第7章 告白

第45話

 京都の夜、夕食が終わると面会時間だった。


 生徒たちを訪ねてくる親戚は、奈良の時よりも多かった。美幸たち6人部屋で残っていたのが花梨と凛花だけだったのがその証拠だ。


「リンカァー、本当に大黒様のこと、知らなかったの?」


 花梨は大黒天の木造を撫でながら訊いた。


「知らないわよ」


「本当にぃー?」


 振り返ると、凛花は出入り口に近い布団に寝そべって文庫本を読んでいた。窓際の良い場所は、他の生徒たちのためにあけておいたのだろう。気を遣ったのではない。どちらかといえば、気を遣わなくて済む場所に陣取ったのに違いない。


 花梨は四つん這いになってパタパタと凛花の隣に移動した。


「ねえねえ、枕投げしようか?」


 凛花が文庫本から目を上げて、「2人だけで?」と訊いた。


「2人だけよ。2人しかいないんだから」


「つまらないでしょ?」


「みんなが戻ったら、する?」


「しない」


「でしょ。だから、2人だけでしようか?」


 花梨がしつこく言っていると、プルルルルと大黒天の隣の電話が鳴った。


「きっと暇な男子からよ」


 花梨は受話器を取った。


『もしもし、大黒の間ですか?……こちらフロントですが』


 受話器から聞こえたのは大人の声だった。


「ハイッ! 何ですか?」


 何かやらかしただろうか、と花梨は考えた。心当たりはない。


『そちらに美川凛花様はいらっしゃいますでしょうか?』


「あ……、はい。替わります」


「凛花、フロントからよ」


 凛花が怪訝な顔をつくって動いた。


「なんだろう?」


 電話を替わった。


『ご面会の方がいらしてます』


 受話器から漏れる声が花梨にも聞こえた。


「誰でしょう?」


『ご家族の方です。お待ちになっておられますので……』


「あのう。会いたくないので、帰ってもらってください」


 凛花は一方的に言うと受話器を置いた。


 花梨は驚いた。「ダメよ!」思わず叫んだ。


 凛花の顔は以前の仮面のようなものに変わっていた。返事をせず、自分の場所に戻ると文庫本を開いた。


「どうしたの。家族が来てくれたんでしょ!」


 声が大きくなった。


「私は捨てられたのよ。会いたくないの」


「何があったのか分からないけれど、家族に捨てられたなんて、絶対間違っているわよ」


「間違ってなんかいないわ」


「違う、違う。凛花は頭がいいけど、それだけは間違っている」


 ――プルルルル……、再び電話が鳴った。


「凛花、電話よ」


「出ない」


 彼女は視線さえあげなかった。


「もう……」花梨が受話器を取った。


『あぁ、花梨ちゃんかぁ。せっかく連れて来たんやけど。会わんというらしい。どないする?』


 綾小路の声だった。昨日別れたばかりなのに、とても懐かしかった。


「オッチャン、ありがとう。でも、どないと言われても……」


 花梨は文庫本に視線を落とす凛花の横顔に目をやる。


「とにかく、ロビーに行きます。待っていて」


 受話器を置いて立ち上がった。


「凛花が行かないなら、私が代わりに会って来る」


 そう声をかけると、さすがの凛花も顔を上げた。


「待ってよ……」


 ふくれっ面の凛花が追ってきた。


 ホールでは、いく人かの生徒が家族や親族と久しぶりの再会を喜び会っていた。一緒にお土産を見繕う姿もあった。

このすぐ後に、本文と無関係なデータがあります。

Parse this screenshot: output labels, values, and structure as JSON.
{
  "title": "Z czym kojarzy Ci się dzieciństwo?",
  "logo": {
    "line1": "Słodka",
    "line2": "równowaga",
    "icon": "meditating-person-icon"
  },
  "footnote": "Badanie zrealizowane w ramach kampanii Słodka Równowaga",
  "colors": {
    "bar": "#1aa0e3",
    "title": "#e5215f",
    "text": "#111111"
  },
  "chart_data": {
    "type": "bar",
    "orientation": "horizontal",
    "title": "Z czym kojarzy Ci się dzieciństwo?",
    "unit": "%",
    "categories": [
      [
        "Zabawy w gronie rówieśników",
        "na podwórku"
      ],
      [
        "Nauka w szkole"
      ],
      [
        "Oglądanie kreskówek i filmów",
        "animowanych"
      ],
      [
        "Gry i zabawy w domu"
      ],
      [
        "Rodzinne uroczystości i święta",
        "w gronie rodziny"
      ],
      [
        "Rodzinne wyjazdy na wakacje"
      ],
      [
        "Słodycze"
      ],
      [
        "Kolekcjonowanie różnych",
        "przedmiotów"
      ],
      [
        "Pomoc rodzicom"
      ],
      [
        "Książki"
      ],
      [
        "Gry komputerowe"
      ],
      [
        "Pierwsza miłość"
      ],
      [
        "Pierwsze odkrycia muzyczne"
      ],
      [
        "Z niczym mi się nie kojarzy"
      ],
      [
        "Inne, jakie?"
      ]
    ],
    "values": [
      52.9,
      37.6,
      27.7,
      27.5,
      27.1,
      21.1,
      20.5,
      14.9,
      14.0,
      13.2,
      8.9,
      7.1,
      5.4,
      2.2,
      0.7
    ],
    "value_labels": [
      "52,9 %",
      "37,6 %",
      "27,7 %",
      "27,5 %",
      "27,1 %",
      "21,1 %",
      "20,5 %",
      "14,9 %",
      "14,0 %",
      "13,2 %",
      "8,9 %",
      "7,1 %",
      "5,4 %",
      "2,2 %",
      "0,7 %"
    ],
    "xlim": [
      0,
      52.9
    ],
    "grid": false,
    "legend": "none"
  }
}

 綾小路が雑誌のモデルのような美人と同じテーブルに座っている。


 彼女が凛花のママだ。……凛花の両親に会ったことはないけれど、すぐに分かった。隣の椅子に座っているのが父親だろう。やや小太りのメガネをかけたサラリーマン風。これといった特徴はない。


「さあ……」


 花梨が背中を押すと、凛花は両親のもとに向かってゆっくりと歩いた。


 綾小路が立って向かってくる。「やぁ」と凛花に声を変えると通り過ぎた。


 花梨は、親戚のような顔でやって来た綾小路に頭を下げた。


「オッチャン、ありがとうございます」


「そんなに丁寧にせんといて。調子狂うわ」


「だって、わざわざ京都まで連れてきてくれたんだもの」


「いや、昨日、会わせられたら良かったのやが、出来なくてなぁ。遅れて悪かったなぁ」


「そんなことないですよ。感謝、感謝です」


 花梨は綾小路に飛びついて強くハグした。彼が顔を染めた。